On ne va pas y aller par quatre chemins : ce livre est une bombe !
Avant de se poser la question aussi simple qu'explosive qui constitue le titre de ce livre il faut se confronter au réel, échapper à la fiction quotidienne.
Michel Drac analyse ici la séquence d'évènements qui, de l'abolition de la convertibilité-or du dollar en 1971 à l'explosion de la masse monétaire en 2002 et 2007 prépara la crise actuelle. En s'appuyant sur de nombreux graphiques, la dynamique du capitalisme américanocentré - vers la virtualisation est décryptée.
La « thèse » formulée par l'auteur est la suivante :
1. La crise véritable n'est pas celle « des subprimes » mais celle du système capitaliste américanocentré tout entier. Aboutissement du décalage croissant entre économie réelle et économie financiarisée, fruit du système monétaire consacré par la fin de la convertibilité-or du dollar en 1971, de l'entrée dans la mondialisation de la Chine qui entraina un partage de la plus-value en défaveur du travail et donc un excès d'épargne des entreprises, excès qui aboutit à une financiarisation excessive pour rentabiliser cette épargne qui ne trouve plus de marchés solvable chez des ménages aux revenus stagnants. Au final, la crise c'est le déplacement du centre du capitalisme de l'Amérique du nord vers l'Asie, l'auteur en envisageant également les conséquences géostratégiques.
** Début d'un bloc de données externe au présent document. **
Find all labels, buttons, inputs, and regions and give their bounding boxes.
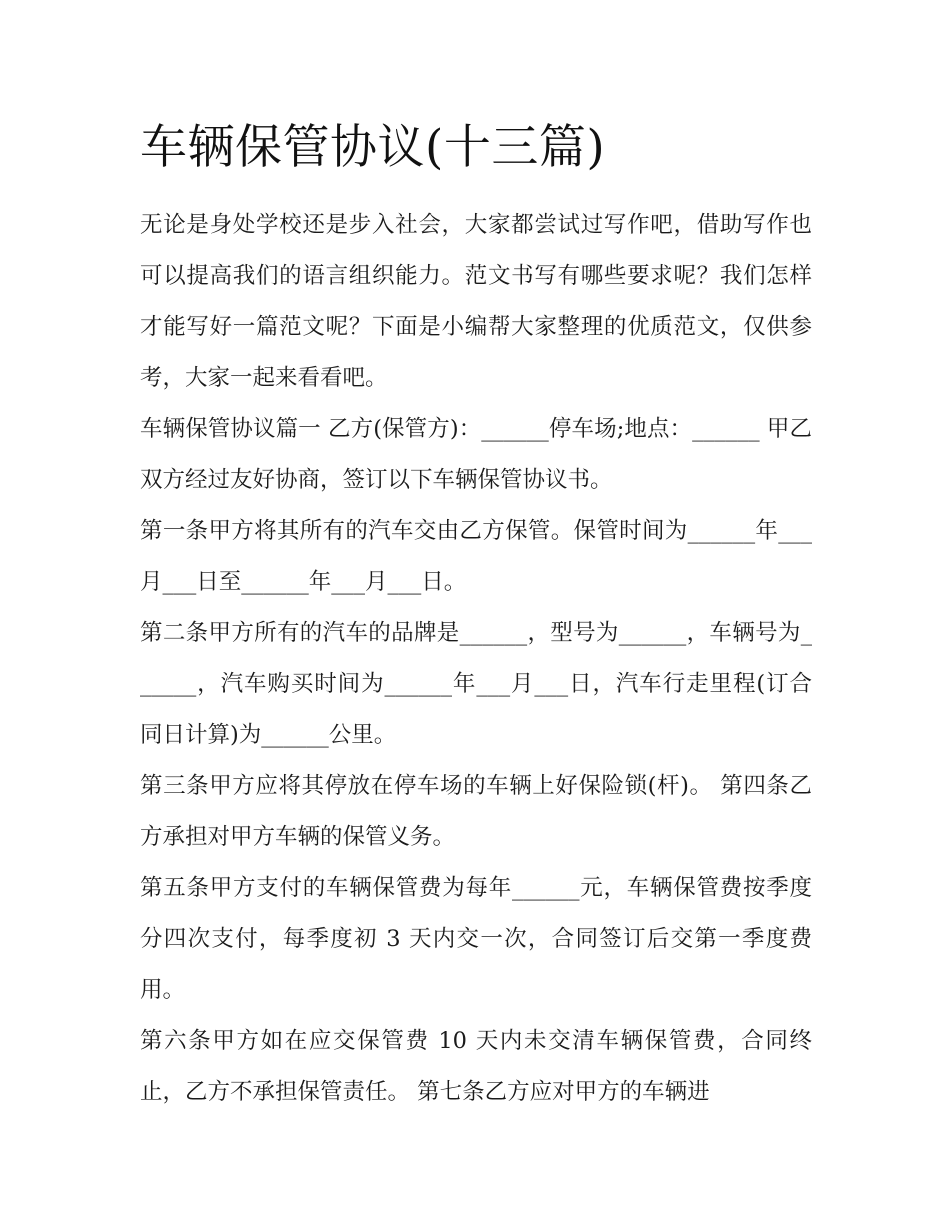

2. la crise des subprimes est en fait un coup d'état de l'oligarchie financière. Les effets de la politique de taux d'intérêts ridiculement faibles de la FED ne pouvaient être inconnues des gens au pouvoir : en remontant ses taux la Fed entraina l'implosion de la bulle immobilière des subprimes, au moment où le taux de ces prêts devenaient variables.
L'idée pour l'oligarchie financière est ainsi en quelque sorte de survivre à la crise, la vraie, en négociant au mieux l'effondrement du système de manière à en faire retomber le poids sur le peuple.
Quelques extraits de ce livre sorti début 2009 :
Et pourtant, une banque d'affaires, Lehman Brothers, va être abandonnée à son sort. Or ce qui est intéressant à observer, c'est que cette banque aurait pu être sauvée. (...) D'où l'inévitable question : pourquoi la FED, qui avait sauvé Bear Sterns et qui, par la suite, sauva le système dans son ensemble, a-t-elle laissé tomber Lehman Brothers ?
(...) Je n'ai pas la preuve de ce que je vais avancer ici, mais voici ma thèse : l'oligarchie financière a décidé de créer un choc pour conditionner l'opinion, en vue de débloquer ensuite les "plans de sauvetage" bancaires qui ont permis, en toute simplicité, de reporter les dettes sur les Etats, et donc en dernière analyse vers les contribuables. La faillite de Lehman, en provoquant une énorme onde de choc à travers le système financier mondial, a placé les dirigeants politiques devant un choix cornélien : ou bien laisser tomber les banques, et voir l'ensemble du système de l'argent s'effondrer (et avec lui toute la structure sociale), ou sauver les banques, coûte que coûte. Lehman Brothers, la plus petite des banques d'affaires US, a donc été pour l'oligarchie financière un pion sacrifié. Et l'on remarquera au passage que le Secrétaire au Trésor qui a décidé ce sacrifice, Henri Paulson, est un ancien employé d'une concurrente de Lehman, Goldman Sachs."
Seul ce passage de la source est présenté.